# Total intensity of 3 slits

• maxim07
In summary, you are trying to find the time-average intensity for a field at a particular point in space, and you are having difficulty understanding how the amplitude is being averaged to get this result.

#### maxim07

Homework Statement
If the three slits have equal widths, show that intensity I1 of light on the screen as a function of y is I = I/9[1 + 2cos(2pi * dy/Rw)]^2 where w is wavelength

If the width of the central slit is made twice as wide show that the intensity becomes I = 16I/9cos^4(pi*dy/Rw)
Relevant Equations
Here’s an image of the equations better layed out

here’s the solution, I don’t understand how they are squaring it to get the time average

maxim07 said:
I don’t understand how they are squaring it to get the time average
Your problem description is incomplete, e.g. no diagram or definition of all symbols. (Though the missing information may not be necessary to answer your question.)

And you haven’t actually explained your difficulty.

Do you understand up to the part where the total (electric) field amplitude as a function of ##y## is given by ##Asin(1+2cos\phi)## where ##\phi = \frac {2\pi dy}{R\lambda}##?

Remember, intensity is proportional to the square of the amplitude of the electric field. What is the maximum possible value of ##(1+ 2cos\phi)^2##?

I understand up to Asin(1+2cosφ). The max value of (1+2cosφ)^2 = 9 so you have to divide I0 by 9. I understand that now, but if the (1+2cosΦ) is the amplitude then the sinx must get averaged, but I thought that would introduce a factor of 1/2?

The constant ##I_0## is defined to be the total intensity for ##y = 0## for the three equal-sized slits. So, the resultant expression for ##I(y)## for this case must reduce to ##I_0## for ##y = 0##.

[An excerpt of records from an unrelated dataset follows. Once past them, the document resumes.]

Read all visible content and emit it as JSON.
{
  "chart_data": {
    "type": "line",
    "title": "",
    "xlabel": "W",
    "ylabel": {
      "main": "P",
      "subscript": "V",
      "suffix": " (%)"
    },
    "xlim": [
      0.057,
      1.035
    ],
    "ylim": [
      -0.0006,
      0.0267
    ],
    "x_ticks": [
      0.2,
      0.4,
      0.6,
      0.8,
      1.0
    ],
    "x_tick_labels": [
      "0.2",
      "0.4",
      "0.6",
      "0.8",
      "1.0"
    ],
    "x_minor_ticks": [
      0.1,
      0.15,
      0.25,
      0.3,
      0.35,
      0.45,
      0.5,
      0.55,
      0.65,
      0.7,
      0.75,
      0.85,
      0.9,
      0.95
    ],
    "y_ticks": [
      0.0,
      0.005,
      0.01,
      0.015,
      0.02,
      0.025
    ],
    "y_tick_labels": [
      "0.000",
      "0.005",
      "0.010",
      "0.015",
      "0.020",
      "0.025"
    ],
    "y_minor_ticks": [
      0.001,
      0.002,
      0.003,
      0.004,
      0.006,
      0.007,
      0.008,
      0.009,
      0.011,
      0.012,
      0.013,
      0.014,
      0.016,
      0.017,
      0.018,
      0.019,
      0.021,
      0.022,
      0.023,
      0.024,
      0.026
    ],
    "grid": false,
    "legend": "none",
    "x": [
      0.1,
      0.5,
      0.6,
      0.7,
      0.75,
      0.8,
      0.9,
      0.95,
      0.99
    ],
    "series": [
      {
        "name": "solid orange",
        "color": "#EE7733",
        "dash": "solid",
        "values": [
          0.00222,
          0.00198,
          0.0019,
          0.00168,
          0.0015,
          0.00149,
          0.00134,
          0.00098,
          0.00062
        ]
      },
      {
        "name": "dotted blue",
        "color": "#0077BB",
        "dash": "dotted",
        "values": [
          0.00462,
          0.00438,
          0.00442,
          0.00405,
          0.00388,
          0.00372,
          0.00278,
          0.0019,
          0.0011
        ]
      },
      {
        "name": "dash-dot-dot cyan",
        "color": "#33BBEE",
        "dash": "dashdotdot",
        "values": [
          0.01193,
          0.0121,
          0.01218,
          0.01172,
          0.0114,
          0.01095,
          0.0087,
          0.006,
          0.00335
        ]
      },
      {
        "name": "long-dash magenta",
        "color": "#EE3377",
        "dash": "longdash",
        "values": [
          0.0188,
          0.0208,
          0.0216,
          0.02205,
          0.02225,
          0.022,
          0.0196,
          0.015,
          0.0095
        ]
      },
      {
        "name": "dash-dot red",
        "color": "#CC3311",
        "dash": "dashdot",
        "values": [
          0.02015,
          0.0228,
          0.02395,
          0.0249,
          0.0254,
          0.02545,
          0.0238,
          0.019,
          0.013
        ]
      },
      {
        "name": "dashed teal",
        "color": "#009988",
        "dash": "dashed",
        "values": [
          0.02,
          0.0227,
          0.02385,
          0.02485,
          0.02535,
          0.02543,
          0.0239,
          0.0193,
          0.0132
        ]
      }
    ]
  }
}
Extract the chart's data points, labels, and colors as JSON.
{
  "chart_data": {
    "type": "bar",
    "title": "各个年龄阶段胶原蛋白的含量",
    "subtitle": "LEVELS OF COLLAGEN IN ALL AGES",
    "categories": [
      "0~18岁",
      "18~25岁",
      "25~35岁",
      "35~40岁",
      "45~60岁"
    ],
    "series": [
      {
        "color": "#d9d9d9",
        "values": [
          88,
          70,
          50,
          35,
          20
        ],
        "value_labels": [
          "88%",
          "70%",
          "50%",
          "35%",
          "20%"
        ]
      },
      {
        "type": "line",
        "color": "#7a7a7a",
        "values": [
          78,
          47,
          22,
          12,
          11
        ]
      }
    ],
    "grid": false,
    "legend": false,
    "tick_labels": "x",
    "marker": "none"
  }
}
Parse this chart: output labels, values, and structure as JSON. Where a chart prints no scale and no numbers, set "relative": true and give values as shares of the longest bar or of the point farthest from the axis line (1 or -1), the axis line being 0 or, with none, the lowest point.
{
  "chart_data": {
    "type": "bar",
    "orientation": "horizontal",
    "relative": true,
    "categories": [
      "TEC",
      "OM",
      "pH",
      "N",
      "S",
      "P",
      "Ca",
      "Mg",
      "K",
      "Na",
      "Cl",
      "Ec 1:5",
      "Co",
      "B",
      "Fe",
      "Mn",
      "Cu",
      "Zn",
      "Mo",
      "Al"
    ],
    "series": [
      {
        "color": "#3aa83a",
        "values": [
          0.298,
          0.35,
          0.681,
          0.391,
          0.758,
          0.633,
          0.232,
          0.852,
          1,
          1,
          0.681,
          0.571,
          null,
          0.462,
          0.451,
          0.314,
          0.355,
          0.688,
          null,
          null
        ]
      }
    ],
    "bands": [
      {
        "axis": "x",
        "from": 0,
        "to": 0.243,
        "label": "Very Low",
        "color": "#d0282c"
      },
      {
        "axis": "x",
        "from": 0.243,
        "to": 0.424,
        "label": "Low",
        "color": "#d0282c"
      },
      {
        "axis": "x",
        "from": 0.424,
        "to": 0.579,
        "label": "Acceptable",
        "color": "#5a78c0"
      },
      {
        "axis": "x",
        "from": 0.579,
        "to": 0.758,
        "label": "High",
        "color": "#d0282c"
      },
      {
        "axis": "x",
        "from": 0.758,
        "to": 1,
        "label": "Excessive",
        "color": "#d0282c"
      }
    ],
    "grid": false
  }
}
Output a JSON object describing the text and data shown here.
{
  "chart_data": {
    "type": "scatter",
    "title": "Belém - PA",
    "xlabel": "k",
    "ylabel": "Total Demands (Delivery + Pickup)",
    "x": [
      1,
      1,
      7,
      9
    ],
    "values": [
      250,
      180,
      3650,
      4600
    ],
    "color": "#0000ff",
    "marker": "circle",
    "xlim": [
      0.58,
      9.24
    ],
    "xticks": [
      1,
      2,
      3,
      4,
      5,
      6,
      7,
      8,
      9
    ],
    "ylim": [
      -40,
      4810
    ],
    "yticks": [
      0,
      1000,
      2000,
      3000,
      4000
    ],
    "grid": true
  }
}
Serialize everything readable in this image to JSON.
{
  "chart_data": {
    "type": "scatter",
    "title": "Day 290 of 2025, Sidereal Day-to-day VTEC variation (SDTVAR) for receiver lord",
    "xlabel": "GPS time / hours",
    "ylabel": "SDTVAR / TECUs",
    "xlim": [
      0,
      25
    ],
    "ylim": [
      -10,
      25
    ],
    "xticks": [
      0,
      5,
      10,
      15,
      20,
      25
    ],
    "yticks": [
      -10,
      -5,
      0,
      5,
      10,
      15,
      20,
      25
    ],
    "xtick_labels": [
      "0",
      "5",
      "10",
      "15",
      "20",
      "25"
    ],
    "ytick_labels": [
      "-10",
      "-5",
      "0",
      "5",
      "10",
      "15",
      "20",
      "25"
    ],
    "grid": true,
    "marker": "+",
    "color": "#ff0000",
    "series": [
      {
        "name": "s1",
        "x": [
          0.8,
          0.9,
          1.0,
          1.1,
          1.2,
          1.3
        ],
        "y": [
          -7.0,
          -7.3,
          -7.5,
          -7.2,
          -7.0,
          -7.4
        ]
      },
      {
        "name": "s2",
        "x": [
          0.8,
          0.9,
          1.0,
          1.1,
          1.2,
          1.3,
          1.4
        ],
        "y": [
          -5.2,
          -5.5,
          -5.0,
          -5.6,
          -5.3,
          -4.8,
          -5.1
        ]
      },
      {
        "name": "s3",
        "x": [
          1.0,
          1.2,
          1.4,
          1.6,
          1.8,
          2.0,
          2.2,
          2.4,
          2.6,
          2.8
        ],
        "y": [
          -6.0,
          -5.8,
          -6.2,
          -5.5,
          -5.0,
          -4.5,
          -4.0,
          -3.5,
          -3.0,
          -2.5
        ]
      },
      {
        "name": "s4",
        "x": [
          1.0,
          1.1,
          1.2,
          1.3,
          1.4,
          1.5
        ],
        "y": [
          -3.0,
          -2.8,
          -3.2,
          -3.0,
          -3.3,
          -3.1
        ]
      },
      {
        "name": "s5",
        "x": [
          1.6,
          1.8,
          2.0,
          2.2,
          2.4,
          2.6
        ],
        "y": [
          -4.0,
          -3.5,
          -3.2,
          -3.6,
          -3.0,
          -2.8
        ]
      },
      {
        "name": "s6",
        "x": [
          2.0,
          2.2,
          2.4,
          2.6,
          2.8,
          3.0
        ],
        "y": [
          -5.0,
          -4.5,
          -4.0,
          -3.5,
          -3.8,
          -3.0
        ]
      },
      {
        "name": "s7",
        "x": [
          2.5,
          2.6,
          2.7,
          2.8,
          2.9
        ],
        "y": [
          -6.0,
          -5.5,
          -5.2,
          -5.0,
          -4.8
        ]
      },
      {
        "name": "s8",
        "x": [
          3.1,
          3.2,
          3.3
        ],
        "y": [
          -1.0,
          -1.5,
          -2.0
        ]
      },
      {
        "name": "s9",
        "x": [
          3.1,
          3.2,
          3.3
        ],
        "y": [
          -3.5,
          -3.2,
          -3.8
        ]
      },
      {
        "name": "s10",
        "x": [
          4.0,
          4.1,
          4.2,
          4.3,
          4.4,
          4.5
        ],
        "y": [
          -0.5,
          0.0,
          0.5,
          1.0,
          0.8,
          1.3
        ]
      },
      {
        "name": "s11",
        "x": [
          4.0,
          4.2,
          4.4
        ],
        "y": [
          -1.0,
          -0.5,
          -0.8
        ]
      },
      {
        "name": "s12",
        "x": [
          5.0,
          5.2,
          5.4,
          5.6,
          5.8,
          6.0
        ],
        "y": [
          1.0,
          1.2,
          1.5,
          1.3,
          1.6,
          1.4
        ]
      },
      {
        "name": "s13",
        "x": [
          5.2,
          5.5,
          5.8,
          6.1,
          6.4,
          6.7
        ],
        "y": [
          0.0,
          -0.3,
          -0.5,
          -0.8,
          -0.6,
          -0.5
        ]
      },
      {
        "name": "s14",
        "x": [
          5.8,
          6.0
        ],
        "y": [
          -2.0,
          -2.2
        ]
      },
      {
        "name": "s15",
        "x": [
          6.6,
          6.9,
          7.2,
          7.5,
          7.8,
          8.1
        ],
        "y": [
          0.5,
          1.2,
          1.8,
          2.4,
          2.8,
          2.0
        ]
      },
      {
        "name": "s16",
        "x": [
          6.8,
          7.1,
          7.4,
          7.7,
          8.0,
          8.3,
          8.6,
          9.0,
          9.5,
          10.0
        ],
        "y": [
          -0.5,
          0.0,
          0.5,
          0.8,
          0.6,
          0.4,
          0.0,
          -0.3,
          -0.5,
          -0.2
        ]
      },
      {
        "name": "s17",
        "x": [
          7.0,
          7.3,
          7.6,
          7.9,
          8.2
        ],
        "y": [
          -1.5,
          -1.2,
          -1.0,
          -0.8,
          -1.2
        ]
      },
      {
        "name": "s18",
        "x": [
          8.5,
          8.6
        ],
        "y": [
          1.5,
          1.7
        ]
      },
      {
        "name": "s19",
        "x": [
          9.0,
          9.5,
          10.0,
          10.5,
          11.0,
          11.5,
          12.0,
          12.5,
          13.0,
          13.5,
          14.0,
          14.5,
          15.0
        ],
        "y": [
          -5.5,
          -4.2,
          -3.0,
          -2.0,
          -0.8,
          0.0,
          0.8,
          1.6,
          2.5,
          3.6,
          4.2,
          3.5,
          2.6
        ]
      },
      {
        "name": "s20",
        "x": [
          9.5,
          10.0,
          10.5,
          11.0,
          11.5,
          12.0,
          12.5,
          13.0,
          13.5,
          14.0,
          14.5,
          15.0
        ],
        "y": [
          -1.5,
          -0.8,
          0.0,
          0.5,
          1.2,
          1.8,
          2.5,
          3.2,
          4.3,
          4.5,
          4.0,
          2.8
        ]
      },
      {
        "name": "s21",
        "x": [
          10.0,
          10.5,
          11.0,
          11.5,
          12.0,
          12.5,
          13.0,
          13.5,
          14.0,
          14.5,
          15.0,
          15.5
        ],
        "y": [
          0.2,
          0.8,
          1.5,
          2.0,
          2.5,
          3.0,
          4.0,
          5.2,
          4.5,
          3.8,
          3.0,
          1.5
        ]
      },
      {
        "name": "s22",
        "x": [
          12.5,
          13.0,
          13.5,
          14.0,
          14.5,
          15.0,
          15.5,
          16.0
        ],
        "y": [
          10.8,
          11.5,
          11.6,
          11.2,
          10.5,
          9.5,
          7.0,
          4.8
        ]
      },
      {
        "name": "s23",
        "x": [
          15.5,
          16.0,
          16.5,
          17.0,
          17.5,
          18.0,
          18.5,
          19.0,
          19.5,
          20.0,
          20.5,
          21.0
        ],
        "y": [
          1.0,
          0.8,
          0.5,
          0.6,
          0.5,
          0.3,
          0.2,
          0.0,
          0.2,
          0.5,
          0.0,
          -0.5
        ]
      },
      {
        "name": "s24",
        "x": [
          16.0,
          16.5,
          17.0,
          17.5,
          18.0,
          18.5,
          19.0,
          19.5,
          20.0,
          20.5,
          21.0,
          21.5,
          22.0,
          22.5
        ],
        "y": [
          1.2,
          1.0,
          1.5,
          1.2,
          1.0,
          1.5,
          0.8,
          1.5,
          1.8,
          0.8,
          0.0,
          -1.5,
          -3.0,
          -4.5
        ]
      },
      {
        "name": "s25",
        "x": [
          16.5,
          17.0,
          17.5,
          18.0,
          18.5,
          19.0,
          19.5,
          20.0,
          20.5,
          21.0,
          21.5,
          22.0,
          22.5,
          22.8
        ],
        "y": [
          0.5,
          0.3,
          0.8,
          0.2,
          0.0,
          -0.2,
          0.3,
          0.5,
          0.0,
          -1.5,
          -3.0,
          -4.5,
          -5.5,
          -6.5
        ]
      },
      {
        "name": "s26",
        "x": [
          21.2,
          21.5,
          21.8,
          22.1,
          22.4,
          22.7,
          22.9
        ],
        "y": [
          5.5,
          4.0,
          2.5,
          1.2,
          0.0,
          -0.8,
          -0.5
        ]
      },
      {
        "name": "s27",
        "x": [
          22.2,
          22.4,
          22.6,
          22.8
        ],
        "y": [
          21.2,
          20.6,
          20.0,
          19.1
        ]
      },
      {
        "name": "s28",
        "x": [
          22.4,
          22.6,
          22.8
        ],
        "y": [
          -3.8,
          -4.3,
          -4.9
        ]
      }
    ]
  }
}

##I_0## already includes the contribution due to time averaging as well as any constants of proportionality between intensity and square of the amplitude.

Steve4Physics
maxim07 said:
.. if the (1+2cosΦ) is the amplitude then the sinx must get averaged, but I thought that would introduce a factor of 1/2?
Can I add this to what @TSny has said:

Remember ##\phi = \frac {2\pi dy}{R\lambda}##.

The field at position y, time t can be expressed in full as, say:
##E(y,t) = Asin(1+2cos(\frac {2\pi dy}{R\lambda}))sin(ωt + α)##
so
##E(y,t)^2 = A^2sin^2(1+2cos( \frac {2\pi dy}{R\lambda}))sin^2(ωt + φ)##

The average of ##sin^2(\text {anything})## over a complete number of cycles is ½. So the time- average of the field at y is:
##<E(y,t)^2>_{time} = ½A^2sin^2(1+2cos( \frac {2\pi dy}{R\lambda}))##

(We definitely don’t want to average over y as we are interested in the intensity for each value of y!)